3. Transporte de cargas perigosas
 
De outro lado, quando se está a falar de cargas perigosas, é importante que os transportadores disponham de apólices de seguro específicas para proteger contra riscos e responsabilidades potenciais, uma vez que correspondem a cargas com grande risco de contaminação, vazamento, explosão ou incêndio. Afinal, em caso de acidentes com esse tipo de carga, os impactos podem ser graves tanto aos envolvidos, como até mesmo ao meio ambiente.
 
Em primeiro lugar, é necessário que o transportador detenha uma licença especial para o manuseio e transporte.

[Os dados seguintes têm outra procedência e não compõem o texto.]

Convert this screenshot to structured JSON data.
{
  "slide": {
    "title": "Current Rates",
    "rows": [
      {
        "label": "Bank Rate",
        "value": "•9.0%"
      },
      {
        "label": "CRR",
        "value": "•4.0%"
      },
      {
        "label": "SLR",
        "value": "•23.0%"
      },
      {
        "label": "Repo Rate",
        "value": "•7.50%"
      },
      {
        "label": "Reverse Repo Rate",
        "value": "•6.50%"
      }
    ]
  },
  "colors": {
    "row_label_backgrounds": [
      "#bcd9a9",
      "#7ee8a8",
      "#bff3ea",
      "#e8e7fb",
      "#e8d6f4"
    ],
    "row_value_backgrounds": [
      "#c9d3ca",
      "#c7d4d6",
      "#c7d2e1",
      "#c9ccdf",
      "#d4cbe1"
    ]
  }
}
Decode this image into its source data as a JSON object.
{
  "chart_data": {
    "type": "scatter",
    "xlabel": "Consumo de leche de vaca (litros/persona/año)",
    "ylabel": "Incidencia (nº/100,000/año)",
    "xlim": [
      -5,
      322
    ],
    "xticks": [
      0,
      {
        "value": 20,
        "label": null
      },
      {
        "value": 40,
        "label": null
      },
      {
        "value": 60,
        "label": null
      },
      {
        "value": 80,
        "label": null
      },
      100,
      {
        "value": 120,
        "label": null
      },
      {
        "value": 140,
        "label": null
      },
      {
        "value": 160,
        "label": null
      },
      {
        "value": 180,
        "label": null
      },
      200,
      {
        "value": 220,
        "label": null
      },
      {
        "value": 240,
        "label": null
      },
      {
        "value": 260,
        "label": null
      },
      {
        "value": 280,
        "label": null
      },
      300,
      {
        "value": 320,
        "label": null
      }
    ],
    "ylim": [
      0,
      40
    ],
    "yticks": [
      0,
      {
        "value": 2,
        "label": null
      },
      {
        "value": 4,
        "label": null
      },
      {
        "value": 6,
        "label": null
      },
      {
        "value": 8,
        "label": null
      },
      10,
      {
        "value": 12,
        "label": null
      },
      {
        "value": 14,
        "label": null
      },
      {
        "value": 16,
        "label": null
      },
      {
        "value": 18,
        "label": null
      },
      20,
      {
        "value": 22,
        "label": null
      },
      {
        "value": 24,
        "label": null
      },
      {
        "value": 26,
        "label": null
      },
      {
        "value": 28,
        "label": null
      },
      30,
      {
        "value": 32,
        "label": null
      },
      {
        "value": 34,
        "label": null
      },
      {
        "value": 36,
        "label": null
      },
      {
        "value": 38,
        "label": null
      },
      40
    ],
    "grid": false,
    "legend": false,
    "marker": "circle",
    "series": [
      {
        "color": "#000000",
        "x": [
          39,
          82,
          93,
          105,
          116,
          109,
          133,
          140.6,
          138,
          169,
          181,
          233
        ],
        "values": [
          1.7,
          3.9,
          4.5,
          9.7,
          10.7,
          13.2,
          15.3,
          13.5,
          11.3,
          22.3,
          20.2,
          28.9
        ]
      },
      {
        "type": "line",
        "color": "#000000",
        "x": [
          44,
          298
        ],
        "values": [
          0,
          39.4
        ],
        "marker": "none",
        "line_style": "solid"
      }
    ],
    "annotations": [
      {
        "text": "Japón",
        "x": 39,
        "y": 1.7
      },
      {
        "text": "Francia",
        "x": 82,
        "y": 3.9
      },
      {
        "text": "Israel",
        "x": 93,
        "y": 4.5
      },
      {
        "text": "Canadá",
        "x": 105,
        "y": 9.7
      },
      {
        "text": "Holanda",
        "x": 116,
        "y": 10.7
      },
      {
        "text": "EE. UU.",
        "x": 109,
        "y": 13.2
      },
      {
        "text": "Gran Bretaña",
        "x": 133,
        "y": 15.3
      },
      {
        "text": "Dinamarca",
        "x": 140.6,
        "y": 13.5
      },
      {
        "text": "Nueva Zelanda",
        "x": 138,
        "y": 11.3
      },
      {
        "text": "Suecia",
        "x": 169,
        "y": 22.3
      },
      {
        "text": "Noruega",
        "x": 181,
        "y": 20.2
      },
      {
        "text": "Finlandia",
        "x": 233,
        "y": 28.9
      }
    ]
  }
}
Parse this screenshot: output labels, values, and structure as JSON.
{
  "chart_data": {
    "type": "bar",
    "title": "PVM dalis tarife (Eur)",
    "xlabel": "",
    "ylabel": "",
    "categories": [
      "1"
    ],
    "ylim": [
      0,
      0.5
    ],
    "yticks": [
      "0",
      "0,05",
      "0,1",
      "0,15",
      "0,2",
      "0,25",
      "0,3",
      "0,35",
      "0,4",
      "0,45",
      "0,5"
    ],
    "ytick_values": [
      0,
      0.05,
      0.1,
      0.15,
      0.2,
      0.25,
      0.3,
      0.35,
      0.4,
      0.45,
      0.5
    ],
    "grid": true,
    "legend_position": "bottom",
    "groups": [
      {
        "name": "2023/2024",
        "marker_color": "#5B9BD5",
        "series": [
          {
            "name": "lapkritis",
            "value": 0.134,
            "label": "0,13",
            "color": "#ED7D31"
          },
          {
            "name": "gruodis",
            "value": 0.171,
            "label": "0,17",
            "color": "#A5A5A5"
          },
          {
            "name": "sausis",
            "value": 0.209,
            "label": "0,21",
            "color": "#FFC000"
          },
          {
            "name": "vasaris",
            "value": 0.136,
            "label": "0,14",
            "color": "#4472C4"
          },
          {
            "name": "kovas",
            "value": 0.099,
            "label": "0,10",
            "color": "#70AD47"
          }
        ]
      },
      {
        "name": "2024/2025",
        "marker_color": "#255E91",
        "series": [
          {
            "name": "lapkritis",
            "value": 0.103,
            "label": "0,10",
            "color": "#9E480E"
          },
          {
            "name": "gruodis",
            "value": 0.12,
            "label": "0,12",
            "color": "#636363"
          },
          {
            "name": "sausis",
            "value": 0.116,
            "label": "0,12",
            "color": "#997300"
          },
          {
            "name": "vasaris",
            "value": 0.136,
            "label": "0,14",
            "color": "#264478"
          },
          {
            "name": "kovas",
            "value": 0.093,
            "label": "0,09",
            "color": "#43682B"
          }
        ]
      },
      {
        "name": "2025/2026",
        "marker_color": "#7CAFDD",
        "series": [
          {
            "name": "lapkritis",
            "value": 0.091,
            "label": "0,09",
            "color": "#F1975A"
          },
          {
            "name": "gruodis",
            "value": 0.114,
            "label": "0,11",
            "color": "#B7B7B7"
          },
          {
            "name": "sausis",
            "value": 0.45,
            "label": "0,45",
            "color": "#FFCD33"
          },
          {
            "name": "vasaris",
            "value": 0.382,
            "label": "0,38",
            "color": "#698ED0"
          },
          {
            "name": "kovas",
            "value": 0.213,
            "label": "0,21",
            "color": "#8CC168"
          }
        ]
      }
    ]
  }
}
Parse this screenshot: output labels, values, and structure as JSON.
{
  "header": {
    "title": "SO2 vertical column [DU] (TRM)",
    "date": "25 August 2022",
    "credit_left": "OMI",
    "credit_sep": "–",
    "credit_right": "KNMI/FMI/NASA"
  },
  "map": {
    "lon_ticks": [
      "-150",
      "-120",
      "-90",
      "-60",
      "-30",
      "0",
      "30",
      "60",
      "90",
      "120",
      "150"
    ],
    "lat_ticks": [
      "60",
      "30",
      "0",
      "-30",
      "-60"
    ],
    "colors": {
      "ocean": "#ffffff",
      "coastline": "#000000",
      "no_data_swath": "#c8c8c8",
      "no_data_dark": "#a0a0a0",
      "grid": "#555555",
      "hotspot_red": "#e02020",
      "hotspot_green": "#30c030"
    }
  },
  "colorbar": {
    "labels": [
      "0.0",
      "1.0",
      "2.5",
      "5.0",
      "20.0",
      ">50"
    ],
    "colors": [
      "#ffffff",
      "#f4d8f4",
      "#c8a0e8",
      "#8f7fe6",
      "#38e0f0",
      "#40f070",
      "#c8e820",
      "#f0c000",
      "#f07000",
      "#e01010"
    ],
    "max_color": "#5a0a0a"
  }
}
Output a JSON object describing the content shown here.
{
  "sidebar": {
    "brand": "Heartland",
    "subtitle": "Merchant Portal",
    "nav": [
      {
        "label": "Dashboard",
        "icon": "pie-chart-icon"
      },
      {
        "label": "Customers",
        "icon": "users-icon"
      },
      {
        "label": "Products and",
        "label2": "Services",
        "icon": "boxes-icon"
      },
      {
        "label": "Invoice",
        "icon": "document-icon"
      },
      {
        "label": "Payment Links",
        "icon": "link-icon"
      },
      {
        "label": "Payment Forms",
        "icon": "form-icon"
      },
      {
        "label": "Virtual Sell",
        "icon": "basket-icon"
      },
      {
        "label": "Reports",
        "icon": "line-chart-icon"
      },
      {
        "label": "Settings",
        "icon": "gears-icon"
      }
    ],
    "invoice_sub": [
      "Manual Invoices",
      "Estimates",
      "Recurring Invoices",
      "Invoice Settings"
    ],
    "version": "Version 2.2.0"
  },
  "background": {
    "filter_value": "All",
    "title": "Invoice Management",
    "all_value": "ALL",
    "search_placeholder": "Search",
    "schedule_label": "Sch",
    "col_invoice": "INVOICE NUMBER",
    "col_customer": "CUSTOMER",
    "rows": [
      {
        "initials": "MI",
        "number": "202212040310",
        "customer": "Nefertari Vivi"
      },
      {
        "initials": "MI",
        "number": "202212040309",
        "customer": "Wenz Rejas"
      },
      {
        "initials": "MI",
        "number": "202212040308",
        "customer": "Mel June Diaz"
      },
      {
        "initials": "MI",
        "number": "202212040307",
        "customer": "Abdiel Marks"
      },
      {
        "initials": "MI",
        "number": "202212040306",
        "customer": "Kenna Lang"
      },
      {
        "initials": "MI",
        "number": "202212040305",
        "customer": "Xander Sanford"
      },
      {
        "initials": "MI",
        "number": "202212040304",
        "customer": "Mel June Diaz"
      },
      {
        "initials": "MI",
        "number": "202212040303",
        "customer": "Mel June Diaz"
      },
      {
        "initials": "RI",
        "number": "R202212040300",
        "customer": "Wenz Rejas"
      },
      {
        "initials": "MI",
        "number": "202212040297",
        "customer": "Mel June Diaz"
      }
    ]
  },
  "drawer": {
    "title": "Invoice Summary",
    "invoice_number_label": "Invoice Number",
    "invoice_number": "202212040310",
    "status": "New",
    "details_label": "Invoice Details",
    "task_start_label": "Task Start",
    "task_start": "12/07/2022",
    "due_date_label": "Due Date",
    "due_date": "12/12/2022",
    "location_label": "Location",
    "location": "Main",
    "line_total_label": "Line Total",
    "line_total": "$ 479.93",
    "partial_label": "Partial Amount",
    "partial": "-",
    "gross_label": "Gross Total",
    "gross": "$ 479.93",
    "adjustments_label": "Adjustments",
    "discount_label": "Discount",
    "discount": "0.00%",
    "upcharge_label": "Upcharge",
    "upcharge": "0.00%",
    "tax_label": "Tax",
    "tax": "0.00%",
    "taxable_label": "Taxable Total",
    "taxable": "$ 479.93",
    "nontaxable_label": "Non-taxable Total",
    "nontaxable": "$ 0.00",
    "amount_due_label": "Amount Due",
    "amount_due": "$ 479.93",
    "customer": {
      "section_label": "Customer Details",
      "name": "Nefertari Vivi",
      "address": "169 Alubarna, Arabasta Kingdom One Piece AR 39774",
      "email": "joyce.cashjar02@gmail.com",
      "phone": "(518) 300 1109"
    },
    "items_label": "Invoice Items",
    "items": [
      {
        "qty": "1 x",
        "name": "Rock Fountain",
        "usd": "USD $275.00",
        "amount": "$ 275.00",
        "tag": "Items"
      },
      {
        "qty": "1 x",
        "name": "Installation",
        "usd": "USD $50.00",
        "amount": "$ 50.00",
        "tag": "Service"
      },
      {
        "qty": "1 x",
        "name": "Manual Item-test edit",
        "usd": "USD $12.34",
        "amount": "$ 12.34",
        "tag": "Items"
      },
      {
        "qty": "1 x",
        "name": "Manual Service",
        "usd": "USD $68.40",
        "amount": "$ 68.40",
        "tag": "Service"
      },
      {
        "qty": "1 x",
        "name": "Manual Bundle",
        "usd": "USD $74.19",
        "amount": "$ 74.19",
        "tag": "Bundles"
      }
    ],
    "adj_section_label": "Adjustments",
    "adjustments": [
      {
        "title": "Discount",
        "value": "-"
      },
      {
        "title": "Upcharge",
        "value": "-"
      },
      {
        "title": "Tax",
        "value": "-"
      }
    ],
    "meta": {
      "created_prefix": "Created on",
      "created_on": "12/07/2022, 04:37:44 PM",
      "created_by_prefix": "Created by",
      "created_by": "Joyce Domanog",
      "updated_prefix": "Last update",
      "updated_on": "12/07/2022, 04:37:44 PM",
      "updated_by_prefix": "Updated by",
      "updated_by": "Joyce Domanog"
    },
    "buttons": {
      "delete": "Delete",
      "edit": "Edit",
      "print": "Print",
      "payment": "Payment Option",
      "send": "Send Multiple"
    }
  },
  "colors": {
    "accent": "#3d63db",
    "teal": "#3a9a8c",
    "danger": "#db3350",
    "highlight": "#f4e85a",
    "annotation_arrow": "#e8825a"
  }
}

Adentrando nos seguros de carga aplicáveis, recomenda-se que além do RCTR-C e ao RC-DC, ambos agora obrigatórios, seja igualmente contratado o Seguro de Responsabilidade Civil e Ambiental (RC Ambiental). Embora não haja uma previsão legal específica a seu respeito, muitas empresas têm optado por adquirir esse tipo de seguro como parte de sua gestão de riscos e responsabilidade social.
 
É importante observar que os requisitos específicos de seguro e cobertura podem variar de acordo com o tipo de carga perigosa transportada e as regulamentações estabelecidas pelas autoridades competentes, sendo um diferencial o assessoramento por consultores especializados para encontrar a cobertura que se revele mais adequada, atendendo aos requisitos legais e protegendo devidamente suas operações.
 
Do mesmo modo, é aconselhável consultar a pertinência de regulamentações ou diretrizes adicionais fornecidas por agências reguladoras, como a Agência Nacional de Transportes Terrestres (ANTT) ou a Associação Brasileira de Normas Técnicas (ABNT), para garantir total conformidade com todas as regras e regulamentos aplicáveis relacionados ao transporte de cargas perigosas no Brasil.
 
 
4. Considerações Finais
 
É sabido que o Direito responde, evolutivamente, às mudanças sociais. Em um país de extensa malha rodoviária, responsável pela movimentação de grande parcela da economia, tem sido cada vez mais comum e previsível o fenômeno do roubo de cargas ― que culminou por se tornar um risco assumido na atividade de transporte. Tanto é que a cobertura securitária, antes facultativa em relação ao desapare-cimento de cargas, tornou-se, agora, obrigatória. O número grande de sinistros envolvendo terceiros também pode ter sido um fator a ter impulsionado a inclusão do Seguro de Responsabilidade Civil de Veículo (RC-V).
 
A assunção de um tom compulsório ao Plano de Gerenciamento de Risco também é um importante avanço ― em tom preventivo e não apenas ressar-citório como até então verificado.
 
Observa-se que as novas disposições introduzidas não apenas simbolizam um recrudescimento da cobertura securitária, como a majoração dos gastos na contratação. De qualquer modo, segue sendo essencial a conscientização de contratantes e transportadores de todos os liames de uma possível responsabilização, justamente com a finalidade de evitar processos judiciais, acidentes aos envolvidos e terceiros, bem como máculas ao nome da organização.